A sure sign of the approach of the tax deadline is when Russ Fox starts posting "Bozo Tax Tips" - lessons in tax hygiene by way of bad examples. He starts with Bozo Tax Tip #10: Email Your Social Security Number (or EIN)! and Bozo Tax Tip #9: Move Without Moving!: From #10: "I have some clients who are incredibly smart. They make me look stupid (and I’m not). Yet a few of these otherwise intelligent individuals persist in Bozo behavior: They consistently send me their tax documents by email."

Use a secure portal, like my.eidebailly.com, to transmit your tax documents, unless you don't mind having your identity stolen.

 

Professor Gets Schooled by Tax Court on Deduction Substantiation - Mary Katherine Brown, Tax Notes ($) (Taxpayer name omitted:

The Tax Court found that a self-described freeway flier failed to properly keep records of her expenses and played fast and loose with requirements for claiming business and charitable deductions on her tax return.

In an April 4 summary opinion... Special Trial Judge Peter J. Panuthos upheld the IRS’s disallowance of more than $23,000 in deductions and a $1,000 accuracy-related penalty...

As taxpayers and preparers scramble to meet the (outdated and pointless) April 18 deadline, this case reminds us of basic lessons in charitable and business deductions. 
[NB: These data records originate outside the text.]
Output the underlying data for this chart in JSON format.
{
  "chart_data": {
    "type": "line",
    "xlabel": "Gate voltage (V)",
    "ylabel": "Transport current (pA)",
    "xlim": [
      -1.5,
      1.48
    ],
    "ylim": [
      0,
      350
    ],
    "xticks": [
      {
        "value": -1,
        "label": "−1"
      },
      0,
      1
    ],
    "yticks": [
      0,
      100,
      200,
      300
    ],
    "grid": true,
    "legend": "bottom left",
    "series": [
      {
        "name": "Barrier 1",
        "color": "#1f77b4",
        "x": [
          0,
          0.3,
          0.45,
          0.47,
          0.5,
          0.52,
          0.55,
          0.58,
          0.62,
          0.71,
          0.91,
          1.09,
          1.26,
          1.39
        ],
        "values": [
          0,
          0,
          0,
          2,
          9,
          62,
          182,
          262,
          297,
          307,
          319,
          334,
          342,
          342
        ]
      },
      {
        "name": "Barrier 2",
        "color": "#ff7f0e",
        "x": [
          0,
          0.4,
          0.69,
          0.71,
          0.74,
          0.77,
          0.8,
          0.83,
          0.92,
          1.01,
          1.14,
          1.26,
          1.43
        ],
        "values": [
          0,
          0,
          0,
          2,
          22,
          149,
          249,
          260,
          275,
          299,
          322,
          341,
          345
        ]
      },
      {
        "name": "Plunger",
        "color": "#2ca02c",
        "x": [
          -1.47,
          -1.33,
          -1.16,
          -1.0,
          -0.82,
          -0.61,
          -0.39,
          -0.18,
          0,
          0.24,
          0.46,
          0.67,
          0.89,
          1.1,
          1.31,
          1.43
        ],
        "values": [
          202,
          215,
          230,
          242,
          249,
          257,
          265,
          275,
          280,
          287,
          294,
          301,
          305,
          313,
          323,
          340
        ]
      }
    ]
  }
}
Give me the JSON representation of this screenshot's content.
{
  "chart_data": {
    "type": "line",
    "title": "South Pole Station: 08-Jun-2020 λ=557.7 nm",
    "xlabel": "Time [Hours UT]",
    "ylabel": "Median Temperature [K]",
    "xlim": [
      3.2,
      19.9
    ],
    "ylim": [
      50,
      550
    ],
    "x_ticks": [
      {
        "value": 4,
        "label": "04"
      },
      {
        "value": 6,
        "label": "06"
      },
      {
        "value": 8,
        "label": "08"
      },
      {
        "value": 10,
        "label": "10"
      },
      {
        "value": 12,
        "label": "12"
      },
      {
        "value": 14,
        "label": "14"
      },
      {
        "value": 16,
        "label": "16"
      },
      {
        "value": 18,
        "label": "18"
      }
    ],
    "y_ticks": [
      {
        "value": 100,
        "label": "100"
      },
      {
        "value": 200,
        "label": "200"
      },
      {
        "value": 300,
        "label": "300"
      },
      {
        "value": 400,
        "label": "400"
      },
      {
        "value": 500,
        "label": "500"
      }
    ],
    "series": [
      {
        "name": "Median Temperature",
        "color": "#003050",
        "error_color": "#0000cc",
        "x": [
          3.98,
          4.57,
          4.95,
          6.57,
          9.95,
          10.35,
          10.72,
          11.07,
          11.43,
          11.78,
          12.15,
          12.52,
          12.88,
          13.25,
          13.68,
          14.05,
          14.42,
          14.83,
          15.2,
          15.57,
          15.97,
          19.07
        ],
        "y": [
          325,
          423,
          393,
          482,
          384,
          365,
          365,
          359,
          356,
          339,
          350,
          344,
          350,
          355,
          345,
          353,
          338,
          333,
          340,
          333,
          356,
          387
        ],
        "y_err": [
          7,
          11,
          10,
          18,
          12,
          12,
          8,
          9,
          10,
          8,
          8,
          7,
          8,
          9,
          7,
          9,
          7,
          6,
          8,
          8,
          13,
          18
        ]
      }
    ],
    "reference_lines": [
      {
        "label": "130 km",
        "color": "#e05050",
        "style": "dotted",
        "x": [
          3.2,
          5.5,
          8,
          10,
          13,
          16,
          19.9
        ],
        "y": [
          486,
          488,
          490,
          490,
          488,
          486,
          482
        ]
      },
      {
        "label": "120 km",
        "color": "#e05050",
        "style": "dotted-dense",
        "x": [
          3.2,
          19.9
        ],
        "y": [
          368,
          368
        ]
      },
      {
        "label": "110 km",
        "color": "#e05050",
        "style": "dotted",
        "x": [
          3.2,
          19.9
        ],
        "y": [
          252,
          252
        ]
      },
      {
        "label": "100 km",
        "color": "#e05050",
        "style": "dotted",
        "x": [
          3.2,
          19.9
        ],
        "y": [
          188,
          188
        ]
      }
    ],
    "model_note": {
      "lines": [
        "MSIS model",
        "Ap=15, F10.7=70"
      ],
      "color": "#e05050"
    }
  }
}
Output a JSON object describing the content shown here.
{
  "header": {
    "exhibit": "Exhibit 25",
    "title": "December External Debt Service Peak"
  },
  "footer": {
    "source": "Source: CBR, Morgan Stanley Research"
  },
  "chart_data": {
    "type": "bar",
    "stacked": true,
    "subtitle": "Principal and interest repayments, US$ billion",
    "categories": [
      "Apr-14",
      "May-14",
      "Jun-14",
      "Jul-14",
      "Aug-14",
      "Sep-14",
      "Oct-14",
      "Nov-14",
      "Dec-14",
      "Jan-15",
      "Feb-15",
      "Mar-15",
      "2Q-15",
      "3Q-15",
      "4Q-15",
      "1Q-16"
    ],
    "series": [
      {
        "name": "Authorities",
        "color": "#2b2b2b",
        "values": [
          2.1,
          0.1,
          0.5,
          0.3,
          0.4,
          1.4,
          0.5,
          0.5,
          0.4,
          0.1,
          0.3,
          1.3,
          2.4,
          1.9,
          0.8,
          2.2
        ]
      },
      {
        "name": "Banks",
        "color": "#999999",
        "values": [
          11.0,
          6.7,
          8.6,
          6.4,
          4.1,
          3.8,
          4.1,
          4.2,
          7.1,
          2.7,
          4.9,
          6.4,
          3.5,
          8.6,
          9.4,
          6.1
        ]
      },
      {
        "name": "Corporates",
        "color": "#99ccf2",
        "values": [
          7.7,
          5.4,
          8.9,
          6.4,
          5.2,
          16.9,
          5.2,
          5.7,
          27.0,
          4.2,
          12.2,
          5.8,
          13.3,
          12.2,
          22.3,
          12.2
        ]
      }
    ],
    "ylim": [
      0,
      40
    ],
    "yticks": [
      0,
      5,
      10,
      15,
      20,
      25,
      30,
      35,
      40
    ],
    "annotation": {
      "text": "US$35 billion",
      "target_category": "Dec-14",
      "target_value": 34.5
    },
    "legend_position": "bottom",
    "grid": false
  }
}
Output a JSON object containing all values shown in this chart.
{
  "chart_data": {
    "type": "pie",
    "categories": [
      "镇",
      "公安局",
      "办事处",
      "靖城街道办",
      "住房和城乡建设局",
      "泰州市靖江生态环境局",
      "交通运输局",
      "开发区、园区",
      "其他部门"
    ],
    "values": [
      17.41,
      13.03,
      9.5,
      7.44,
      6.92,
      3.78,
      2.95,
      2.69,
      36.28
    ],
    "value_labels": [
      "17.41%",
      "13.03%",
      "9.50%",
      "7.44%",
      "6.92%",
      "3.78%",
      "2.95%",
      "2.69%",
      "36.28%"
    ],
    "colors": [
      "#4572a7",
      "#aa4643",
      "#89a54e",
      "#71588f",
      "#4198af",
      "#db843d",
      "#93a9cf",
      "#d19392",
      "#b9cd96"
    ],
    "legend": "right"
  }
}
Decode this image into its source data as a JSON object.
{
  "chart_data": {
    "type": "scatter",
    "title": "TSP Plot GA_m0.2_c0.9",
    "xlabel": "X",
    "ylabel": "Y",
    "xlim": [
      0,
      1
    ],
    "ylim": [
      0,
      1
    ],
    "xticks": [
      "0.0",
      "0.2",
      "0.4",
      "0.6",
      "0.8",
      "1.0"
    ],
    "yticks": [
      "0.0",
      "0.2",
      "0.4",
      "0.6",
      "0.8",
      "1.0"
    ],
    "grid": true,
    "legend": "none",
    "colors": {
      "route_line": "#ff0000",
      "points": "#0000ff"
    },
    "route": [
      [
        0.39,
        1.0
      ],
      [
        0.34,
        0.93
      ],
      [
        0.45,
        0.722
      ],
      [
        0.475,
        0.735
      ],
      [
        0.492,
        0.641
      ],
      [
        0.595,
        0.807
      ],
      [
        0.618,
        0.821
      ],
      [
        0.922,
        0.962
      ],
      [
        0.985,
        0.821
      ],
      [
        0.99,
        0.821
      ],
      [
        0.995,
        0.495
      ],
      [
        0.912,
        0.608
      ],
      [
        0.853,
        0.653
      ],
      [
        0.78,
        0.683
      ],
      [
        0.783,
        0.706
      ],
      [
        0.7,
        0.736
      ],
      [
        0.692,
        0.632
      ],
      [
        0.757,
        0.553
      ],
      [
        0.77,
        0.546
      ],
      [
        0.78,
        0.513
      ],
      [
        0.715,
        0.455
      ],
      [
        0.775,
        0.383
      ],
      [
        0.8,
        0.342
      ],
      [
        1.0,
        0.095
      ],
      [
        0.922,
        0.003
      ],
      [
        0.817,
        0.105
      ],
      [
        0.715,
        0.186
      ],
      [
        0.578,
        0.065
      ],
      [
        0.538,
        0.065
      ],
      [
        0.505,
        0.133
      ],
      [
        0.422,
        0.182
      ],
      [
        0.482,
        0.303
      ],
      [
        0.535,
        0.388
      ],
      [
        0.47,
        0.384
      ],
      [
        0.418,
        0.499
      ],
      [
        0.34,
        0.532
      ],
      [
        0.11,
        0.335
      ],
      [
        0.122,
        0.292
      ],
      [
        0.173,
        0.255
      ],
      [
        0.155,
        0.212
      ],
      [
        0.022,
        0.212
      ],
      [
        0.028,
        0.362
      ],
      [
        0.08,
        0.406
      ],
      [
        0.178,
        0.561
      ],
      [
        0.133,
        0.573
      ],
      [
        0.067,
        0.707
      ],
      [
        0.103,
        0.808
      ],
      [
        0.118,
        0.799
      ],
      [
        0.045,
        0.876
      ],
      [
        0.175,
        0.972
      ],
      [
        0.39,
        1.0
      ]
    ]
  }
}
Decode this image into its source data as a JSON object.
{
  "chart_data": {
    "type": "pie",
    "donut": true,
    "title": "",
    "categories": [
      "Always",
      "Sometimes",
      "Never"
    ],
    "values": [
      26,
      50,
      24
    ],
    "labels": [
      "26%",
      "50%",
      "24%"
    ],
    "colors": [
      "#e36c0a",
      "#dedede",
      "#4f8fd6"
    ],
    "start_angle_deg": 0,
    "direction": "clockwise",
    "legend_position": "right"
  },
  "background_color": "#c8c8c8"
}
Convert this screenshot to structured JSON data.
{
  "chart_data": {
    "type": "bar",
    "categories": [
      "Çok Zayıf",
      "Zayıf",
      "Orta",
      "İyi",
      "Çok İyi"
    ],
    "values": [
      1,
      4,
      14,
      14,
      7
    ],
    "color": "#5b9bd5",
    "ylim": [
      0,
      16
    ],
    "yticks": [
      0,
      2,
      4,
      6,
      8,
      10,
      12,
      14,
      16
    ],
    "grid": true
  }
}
Business first. The taxpayer claimed vehicle mileage deduction of $19,133 based on 35,432 business miles - 90.777% of miles traveled that year. The IRS disallowed $6,243 of the deductions for lack of substantiation:

 Petitioner's 2016 vehicle expenses are subject to the strict substantiation rules of section 274(d), and thus they cannot be estimated. For expenses relating to vehicles, a taxpayer must substantiate with adequate records or sufficient evidence: (1) the amount of each separate expense using either actual costs or the standard mileage rate; (2) the mileage for each business use of the passenger automobile and the total mileage for all purposes during the taxable period; (3) the date of the business use; and (4) the business purpose of the use. 

In support of her reported vehicle expenses of $19,133, petitioner produced a handwritten mileage log and a “vehicle service history report” for a 2015 Jeep Renegade... Petitioner did not provide further evidence to corroborate her testimony that she incurred expenses for the second vehicle and that it was used for business purposes.

No evidence, no deduction.

Now, for the charity:

 If the donation is a small amount, any written or other evidence from the donee charitable organization acknowledging receipt is generally sufficient. Nevertheless, contributions of $250 or more require donee written acknowledgment containing specified information.  Furthermore, additional information is required to support a deduction exceeding $500 for a charitable contribution of property. Specifically, the taxpayer must also maintain written records establishing: (1) the item's manner of acquisition as well as either the item's approximate date of acquisition or the approximate date the property was substantially completed and (2) the cost or other basis, adjusted as provided by section 1016, of property donated by the taxpayer during the taxable year. 

If you don't have donee substantiation, your deduction goes to zero. You have to have the substantiation in-hand when you file your return. If you try to get the substantiation only after you are audited, it's too late.

The moral: Business or charity, it's documentation or bust.

Link: T.C. Summ. Op. 2022-5

 

News Flash! It's National Flash Drive Day. "For example, did you know that the first flash drive had only 8 MB data capacity? Today, the tiny gadget, usually weighing less than an ounce, can hold more than 2 TB." And the little buggers can also hold all manner of nightmare malware too!